[LLVMdev] [cfe-dev] thoughts about n-bit bytes for clang/llvm
Ray Fix
rayfix.ml at gmail.com
Wed Sep 23 16:15:53 PDT 2009
I am trying to gauge how much interest there is in supporting non-8-
bit byte targets.
Other than myself, Ken Dyck of ON Semiconductor has a 24-bit machine
he is trying to support. We have been working jointly on this but we
are also both new to Clang and LLVM. Although both of our
processors are not mainstream, Ken points out that Texas Instruments
the C5000 series is also 16-bit architecture. I played around with
TI's development environment today, and sure enough, it is perfectly
valid to do:
char foo = 32000;
It would be fairly easy to go through the LLVM/Clang code and change
8s to 16s, fork it, and be done with it. But I hoped we could fix it
in a more general way that would be useful to others. As Mike Stump
suggested would be the case, most of the places have been easy and
straight-forward to fix as we stumbled over them one-by-one.

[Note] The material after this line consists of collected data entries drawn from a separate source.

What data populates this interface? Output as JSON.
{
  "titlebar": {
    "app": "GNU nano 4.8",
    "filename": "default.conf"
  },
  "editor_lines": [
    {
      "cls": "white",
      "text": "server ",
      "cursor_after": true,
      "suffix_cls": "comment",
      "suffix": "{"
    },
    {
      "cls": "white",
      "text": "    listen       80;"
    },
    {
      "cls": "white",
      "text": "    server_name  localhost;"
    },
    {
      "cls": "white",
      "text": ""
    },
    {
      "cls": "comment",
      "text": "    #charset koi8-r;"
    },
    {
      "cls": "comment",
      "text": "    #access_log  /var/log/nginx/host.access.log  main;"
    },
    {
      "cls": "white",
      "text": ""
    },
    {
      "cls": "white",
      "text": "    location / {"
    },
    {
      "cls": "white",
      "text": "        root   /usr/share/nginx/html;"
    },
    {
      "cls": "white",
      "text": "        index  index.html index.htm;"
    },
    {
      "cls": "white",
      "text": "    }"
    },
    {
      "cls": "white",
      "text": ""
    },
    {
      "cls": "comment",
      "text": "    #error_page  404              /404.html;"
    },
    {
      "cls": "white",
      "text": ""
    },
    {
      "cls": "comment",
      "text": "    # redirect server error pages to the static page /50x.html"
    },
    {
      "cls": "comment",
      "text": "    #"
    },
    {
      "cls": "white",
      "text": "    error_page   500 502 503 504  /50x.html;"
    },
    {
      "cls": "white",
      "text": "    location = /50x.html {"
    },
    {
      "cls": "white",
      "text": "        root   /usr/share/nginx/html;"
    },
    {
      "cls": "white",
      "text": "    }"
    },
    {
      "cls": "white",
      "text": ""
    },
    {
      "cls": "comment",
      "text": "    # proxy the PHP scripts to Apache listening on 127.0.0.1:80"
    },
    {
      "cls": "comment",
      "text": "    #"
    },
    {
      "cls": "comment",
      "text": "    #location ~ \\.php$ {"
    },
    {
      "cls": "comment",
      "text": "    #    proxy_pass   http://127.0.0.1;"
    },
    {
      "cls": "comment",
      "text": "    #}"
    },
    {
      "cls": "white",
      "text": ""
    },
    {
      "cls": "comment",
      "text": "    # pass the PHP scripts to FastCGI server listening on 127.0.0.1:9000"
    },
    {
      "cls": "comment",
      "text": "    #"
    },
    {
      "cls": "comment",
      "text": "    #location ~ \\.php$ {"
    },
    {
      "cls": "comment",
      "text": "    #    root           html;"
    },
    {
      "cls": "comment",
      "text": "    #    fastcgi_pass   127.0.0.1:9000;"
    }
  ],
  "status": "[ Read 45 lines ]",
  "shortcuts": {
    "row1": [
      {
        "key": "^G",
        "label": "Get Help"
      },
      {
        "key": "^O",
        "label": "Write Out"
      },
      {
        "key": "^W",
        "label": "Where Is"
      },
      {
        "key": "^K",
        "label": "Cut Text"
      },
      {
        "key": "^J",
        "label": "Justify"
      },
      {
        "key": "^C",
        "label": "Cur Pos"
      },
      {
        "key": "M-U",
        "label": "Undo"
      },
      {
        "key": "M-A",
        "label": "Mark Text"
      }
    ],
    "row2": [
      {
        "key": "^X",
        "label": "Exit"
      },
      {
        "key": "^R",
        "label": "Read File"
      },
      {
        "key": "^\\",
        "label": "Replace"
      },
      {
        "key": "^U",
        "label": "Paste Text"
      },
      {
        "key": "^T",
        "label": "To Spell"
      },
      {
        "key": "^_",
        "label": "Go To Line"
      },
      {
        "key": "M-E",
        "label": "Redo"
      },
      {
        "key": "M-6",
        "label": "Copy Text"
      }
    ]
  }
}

But some cases are not so easy (for me). For example, in lib/VMCore/
Constants.cpp there are several places where (such as isString() )
that make implicit assumptions about byte size being 8 bits. I don't
see a way of getting the target information in play there. (If you
know a way, please let me know!! ;-) I am guessing, however, there
might be a design change required to get the TargetData info. Any
ideas? Add another argument? LLVMContext/LLVMContextImpl does not
seem to provide what I need.
Assuming all of this gets done, there is the important question about
how it gets tested. I have a target, but it probably is not of much
interest to anyone else. What would people think of having a dummy
test target just for this purpose until C5000 or something else with
non-8-bit-bytes becomes available?
Or, is this topic mostly uninteresting to people? (In that case the
private fork is looking better and better.) The problem with this is
that it cuts through a big swath of the code base (lots of little
changes) so probably involves most of the code owners. I think it is
useful functionality but it might be because I am just being blinded
by my own narrow set of requirements.